Here's A Video of “How To Install Ductwork The Home Depot”
Leaks in the ductwork are common. And here are some important potential problems to keep in mind and address before or during a service call.
Registers and grills also referred to as vents. Lose their tight seal again the floor, ceiling or wall over time. Pull them off at least once a year for a good cleaning and make sure they sit flush when reinstalled.
Next, go through all the sections of ductwork that are obvious and easily accessible. Such as in the garage or where the system meets the attic. Seal all leaks or holes with metal-backed foiled tape. Do not use duct tape for long-term fixes as it will fall off over time.
Check The Attic
After ensuring the leaks are not in the insulated portion of your home, take a trip into the attic. The flexible ductwork in the crawlspace should run fairly straight with sloping curves instead of tight turns. The stress of kinks leads to tears in the ducts. Ductwork should be attached continuously without breaks in the lines.

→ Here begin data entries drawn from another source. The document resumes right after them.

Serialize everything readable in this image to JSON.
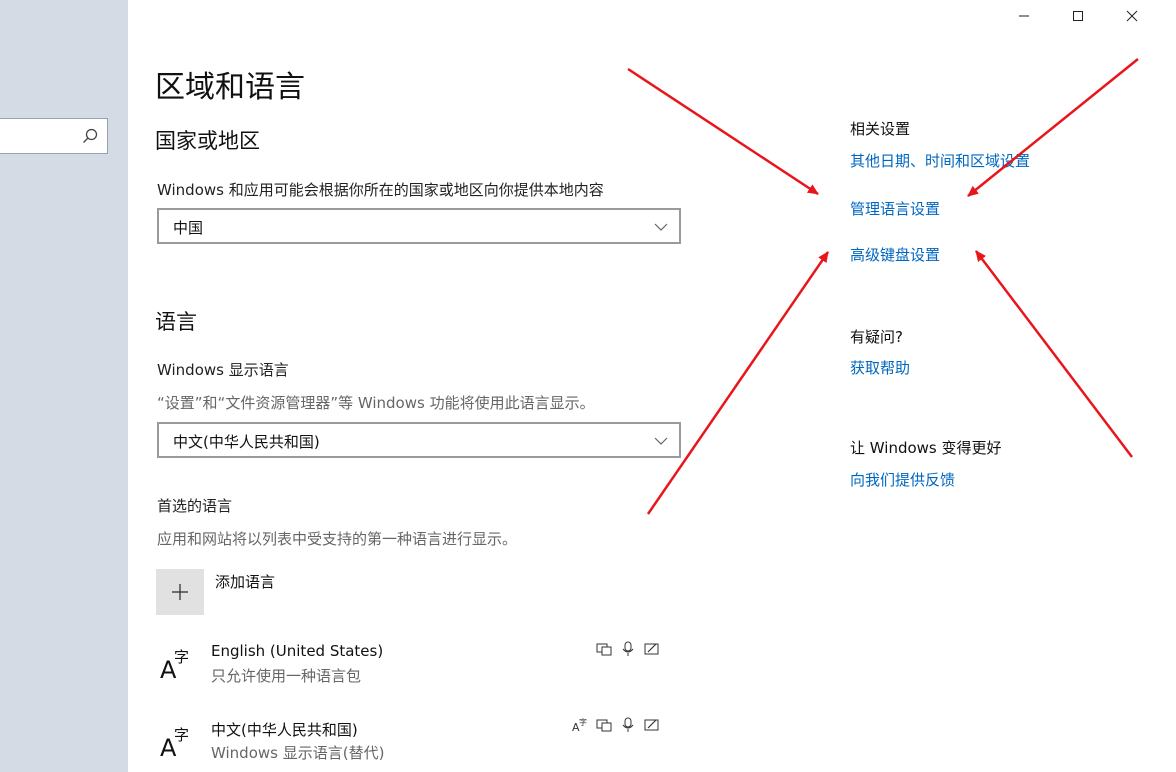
{
  "window": {
    "minimize_glyph": "—",
    "maximize_glyph": "☐",
    "close_glyph": "✕"
  },
  "page": {
    "title": "区域和语言"
  },
  "region": {
    "title": "国家或地区",
    "description": "Windows 和应用可能会根据你所在的国家或地区向你提供本地内容",
    "selected": "中国"
  },
  "language": {
    "title": "语言",
    "display_label": "Windows 显示语言",
    "display_description": "“设置”和“文件资源管理器”等 Windows 功能将使用此语言显示。",
    "display_selected": "中文(中华人民共和国)",
    "preferred_label": "首选的语言",
    "preferred_description": "应用和网站将以列表中受支持的第一种语言进行显示。",
    "add_label": "添加语言",
    "items": [
      {
        "name": "English (United States)",
        "subtitle": "只允许使用一种语言包"
      },
      {
        "name": "中文(中华人民共和国)",
        "subtitle": "Windows 显示语言(替代)"
      }
    ]
  },
  "related": {
    "heading": "相关设置",
    "links": [
      "其他日期、时间和区域设置",
      "管理语言设置",
      "高级键盘设置"
    ]
  },
  "help": {
    "heading": "有疑问?",
    "link": "获取帮助"
  },
  "feedback": {
    "heading": "让 Windows 变得更好",
    "link": "向我们提供反馈"
  },
  "icons": {
    "search": "search-icon",
    "chevron": "chevron-down-icon",
    "plus": "plus-icon",
    "language": "language-glyph-icon",
    "display": "display-language-icon",
    "speech": "speech-icon",
    "handwriting": "handwriting-icon",
    "text": "text-input-icon"
  },
  "colors": {
    "link": "#0067c0",
    "sidebar": "#d4dbe4",
    "annotation_arrow": "#e8161b"
  }
}
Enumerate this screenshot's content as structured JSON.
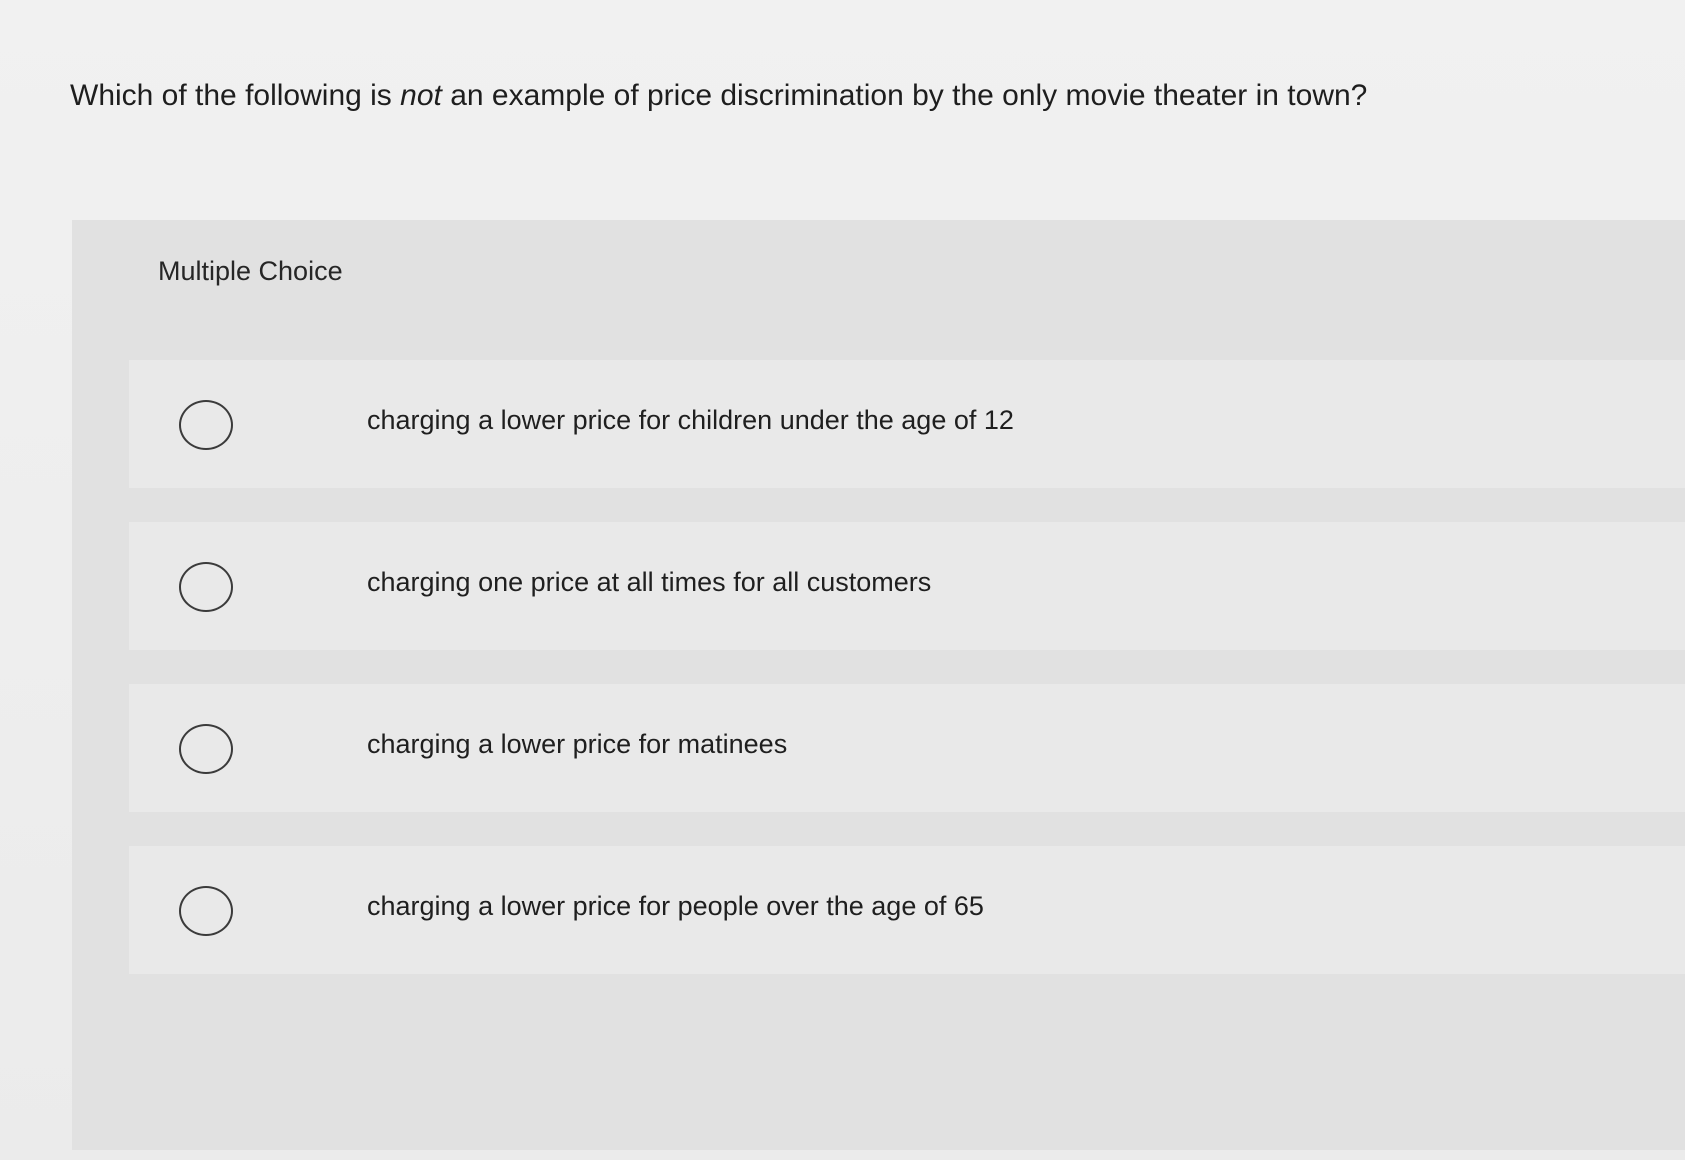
{
  "question": {
    "prefix": "Which of the following is ",
    "emphasis": "not",
    "suffix": " an example of price discrimination by the only movie theater in town?"
  },
  "multiple_choice": {
    "heading": "Multiple Choice",
    "options": [
      {
        "label": "charging a lower price for children under the age of 12",
        "selected": false
      },
      {
        "label": "charging one price at all times for all customers",
        "selected": false
      },
      {
        "label": "charging a lower price for matinees",
        "selected": false
      },
      {
        "label": "charging a lower price for people over the age of 65",
        "selected": false
      }
    ]
  }
}
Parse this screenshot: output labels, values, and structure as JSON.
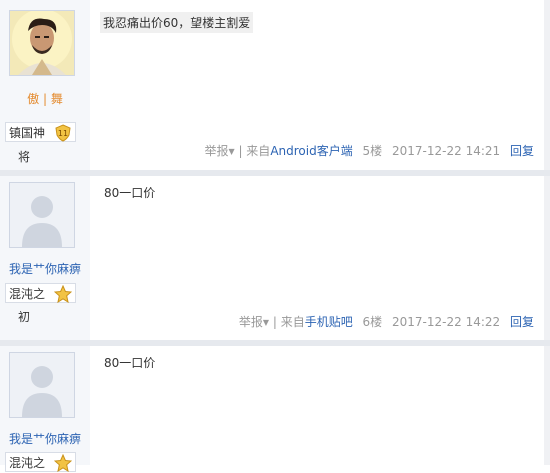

For extra support, wrap the tubing in duct insulation. This will also keep the ductwork cooler in the summer and warmer in the winter. Duct insulation should have a rating of (R-value) of six or higher.
To keep the entire system in top working order, schedule regular maintenance at least once a year. Point out any repairs you have made in the time between inspections and service to the technician upon arrival. So they can include a spot check of those repairs as part of the call.
Yearly Maintenance Appointment
For a yearly maintenance appointment, aim outside the beginning of the season. For example, to have the A/C serviced, don't schedule at the start of summer when the swamped service companies may not have much time or flexibility in their schedule. Instead aim to have the heating system checked in early fall, before the cold kicks in. And have the air conditioning system tested in the spring before the heat has you boiling outside.
Performing maintenance such as filter changes and cleaning. Will improve the efficiency and durability of your unit.
Small repairs are sufficient to tackle on your own. But hire a professional for any upgrades to the system and also to conduct a thorough inspection at least once a year. Reliable professionals provide a written estimate detailing the expected work. And will have no problem giving references and proof of quality certifications upon request.